Ich bin in einer relativ konservativen Kleinstadt auf der Alb in einer sehr konservativen russisch- deutschen Familie aufgewachsen. Bei uns war das Thema gleichgeschlechtliche Liebe ein Tabuthema. Dementsprechend habe ich mich auch nie damit auseinandergesetzt, dass ich vielleicht auch mit einer Frau eine Beziehung haben könnte, wenn am Esstisch schon über meinen zukünftigen Ehemann, unsere Hochzeit, unsere Kinder usw. gesprochen wurde. Dass ich Mädels schon früh interessanter, hübscher und anmutiger fand, habe ich also gekonnt wegignoriert.

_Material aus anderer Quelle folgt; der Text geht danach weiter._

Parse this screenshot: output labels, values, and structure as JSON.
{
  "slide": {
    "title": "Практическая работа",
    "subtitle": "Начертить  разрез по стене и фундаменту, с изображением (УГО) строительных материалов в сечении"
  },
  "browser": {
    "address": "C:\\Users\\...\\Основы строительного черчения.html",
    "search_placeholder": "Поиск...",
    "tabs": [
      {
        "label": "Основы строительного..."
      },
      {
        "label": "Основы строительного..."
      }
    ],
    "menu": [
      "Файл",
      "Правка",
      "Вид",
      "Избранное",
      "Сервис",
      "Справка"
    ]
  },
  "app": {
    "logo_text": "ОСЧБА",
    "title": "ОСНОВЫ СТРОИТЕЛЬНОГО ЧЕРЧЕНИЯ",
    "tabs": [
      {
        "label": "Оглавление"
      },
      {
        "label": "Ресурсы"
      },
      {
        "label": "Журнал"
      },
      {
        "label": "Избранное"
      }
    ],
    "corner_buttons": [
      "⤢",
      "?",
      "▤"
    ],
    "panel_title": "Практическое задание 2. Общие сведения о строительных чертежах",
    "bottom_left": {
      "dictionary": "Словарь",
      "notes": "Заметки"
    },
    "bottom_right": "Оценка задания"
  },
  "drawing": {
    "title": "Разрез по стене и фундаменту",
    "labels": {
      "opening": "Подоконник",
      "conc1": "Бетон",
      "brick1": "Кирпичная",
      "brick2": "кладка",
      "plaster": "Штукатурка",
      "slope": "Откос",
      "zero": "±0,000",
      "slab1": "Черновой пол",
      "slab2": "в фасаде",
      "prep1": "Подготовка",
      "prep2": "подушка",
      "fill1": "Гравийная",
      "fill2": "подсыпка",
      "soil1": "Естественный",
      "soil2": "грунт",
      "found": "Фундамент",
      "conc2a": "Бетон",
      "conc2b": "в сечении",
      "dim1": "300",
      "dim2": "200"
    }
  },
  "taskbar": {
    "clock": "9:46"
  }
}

Als es mir mit etwa 15 so langsam dämmerte, dass ich mich zu Frauen hingezogen fühlte, vertraute ich mich meiner Tante an – die einzige erwachsene Person in meiner Familie, die ich als tolerant einschätzte und von der ich mir eine positive, vielleicht auch beruhigende Reaktion erhoffte. Meine Hoffnungen wurden leider enttäuscht, als sie mein Outing abwinkte mit „Ach, die Phase hat jedes Mädchen, das geht vorbei!“

Das Thema wurde also wieder zur Seite geschoben – es schien ja offensichtlich nicht so wichtig zu sein, oder? Und sowieso wurde in meiner Familie weiterhin fleißig über das Thema Ehemann und Kinder gesprochen. Also warum sich weiterhin darin vertiefen?

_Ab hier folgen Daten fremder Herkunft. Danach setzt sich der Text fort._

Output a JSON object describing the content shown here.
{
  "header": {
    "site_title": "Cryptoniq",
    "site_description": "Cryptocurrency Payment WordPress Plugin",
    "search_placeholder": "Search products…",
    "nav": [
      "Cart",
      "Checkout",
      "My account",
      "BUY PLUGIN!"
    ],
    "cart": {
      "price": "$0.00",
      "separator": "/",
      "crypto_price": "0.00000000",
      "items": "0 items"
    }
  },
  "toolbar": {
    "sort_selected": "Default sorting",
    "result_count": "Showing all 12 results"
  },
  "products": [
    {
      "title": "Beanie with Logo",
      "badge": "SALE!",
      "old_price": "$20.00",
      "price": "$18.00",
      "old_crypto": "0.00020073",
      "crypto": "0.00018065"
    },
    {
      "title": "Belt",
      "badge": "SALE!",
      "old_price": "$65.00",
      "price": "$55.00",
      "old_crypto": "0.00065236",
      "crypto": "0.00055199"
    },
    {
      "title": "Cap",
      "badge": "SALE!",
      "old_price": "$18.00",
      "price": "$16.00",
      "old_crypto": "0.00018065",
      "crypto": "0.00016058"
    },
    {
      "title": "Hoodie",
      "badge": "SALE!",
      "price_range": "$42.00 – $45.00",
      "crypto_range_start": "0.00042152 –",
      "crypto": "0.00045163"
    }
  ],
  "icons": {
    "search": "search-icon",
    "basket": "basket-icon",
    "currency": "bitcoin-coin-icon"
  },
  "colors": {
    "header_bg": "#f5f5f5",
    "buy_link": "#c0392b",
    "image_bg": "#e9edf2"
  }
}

Auch in den folgenden Jahren behielt ich diese Gedanken bei. Ich datete nicht wenige Männer, teilweise wohl auch, um meine konservativen Eltern zu ärgern, für die natürlich auch Promiskuität ein rotes Tuch war. Dass ich mich dabei nur in den seltensten Fällen sexuell und/oder romantisch zu meinen Partnern hingezogen fühlte, beachtete ich nicht groß, schließlich war Heteronormativität die Ordnung, die mir familiär und von meinen Peers vorgelebt wurde. Zwar hatte ich Freund*innen, die bi-, pan- und homosexuell waren und mit mir über das Thema gleichgeschlechtliche Anziehung sprachen, jedoch winkte ich das Thema immer wieder für mich selbst ab – in einer kleinen Stadt auf der Alb konnte man das ja sowieso nicht so richtig ausleben, geschweige denn wenn meine Eltern mir im Nacken saßen. Wozu also unnötig Stress schieben deswegen?

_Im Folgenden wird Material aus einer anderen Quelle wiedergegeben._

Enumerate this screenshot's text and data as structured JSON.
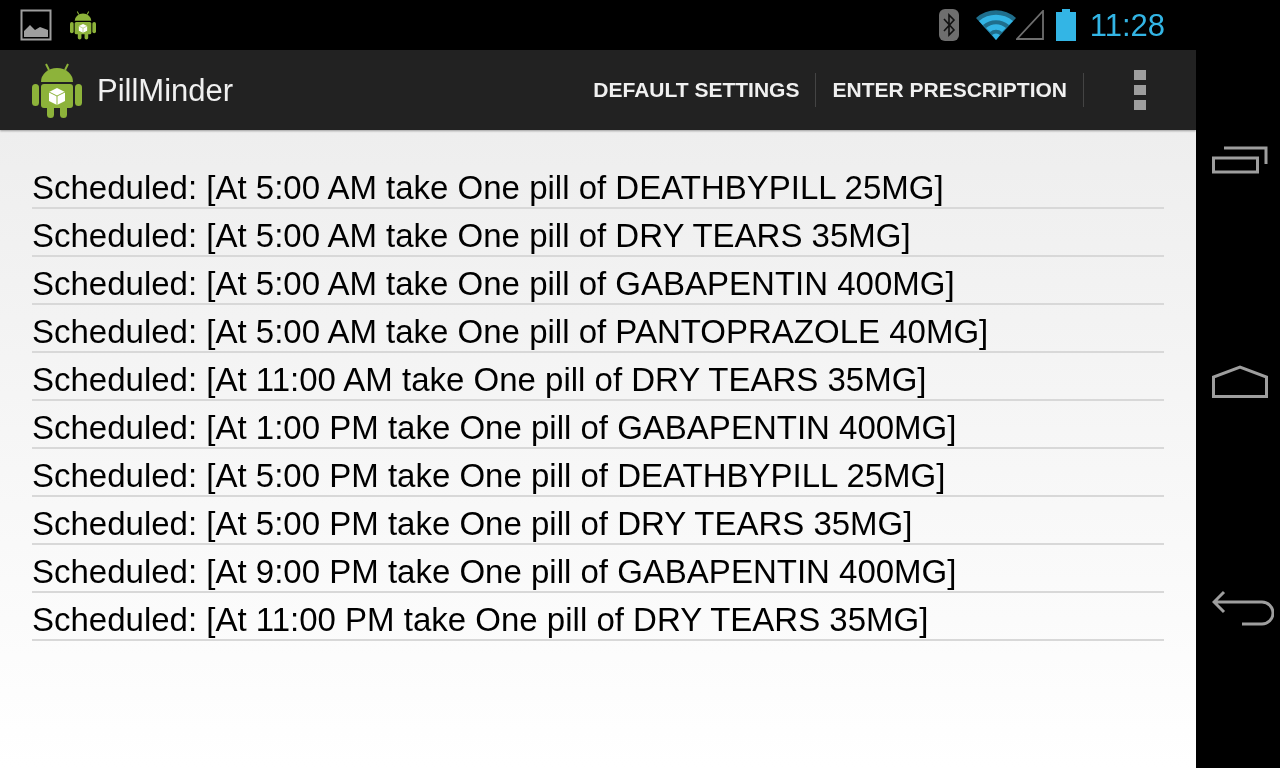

Die große Ernüchterung kam dann, als ich mit 18 meinen ersten Kuss mit einer Frau hatte. Ich kannte das Mädchen kaum, wir waren beide betrunken auf einer Party und ich hatte schon wochenlang aus der Ferne für sie geschwärmt. Nach dem Kuss fühlte ich mich tagelang, als wäre ich mit Anlauf gegen eine Backsteinwand gerannt – es fühlte sich so überraschend an, so viel schöner und „richtiger“ als jeder Kuss, an den ich je mit einem Mann erlebt hatte. Meine Gefühle trafen mich mit voller Wucht: Wie konnte es sein, dass ich so eine wichtige, schöne Erkenntnis erst jetzt erlebte, dass ich meine Anziehung zu Frauen, mein Bauchgefühl, jahrelang so verdrängt hatte?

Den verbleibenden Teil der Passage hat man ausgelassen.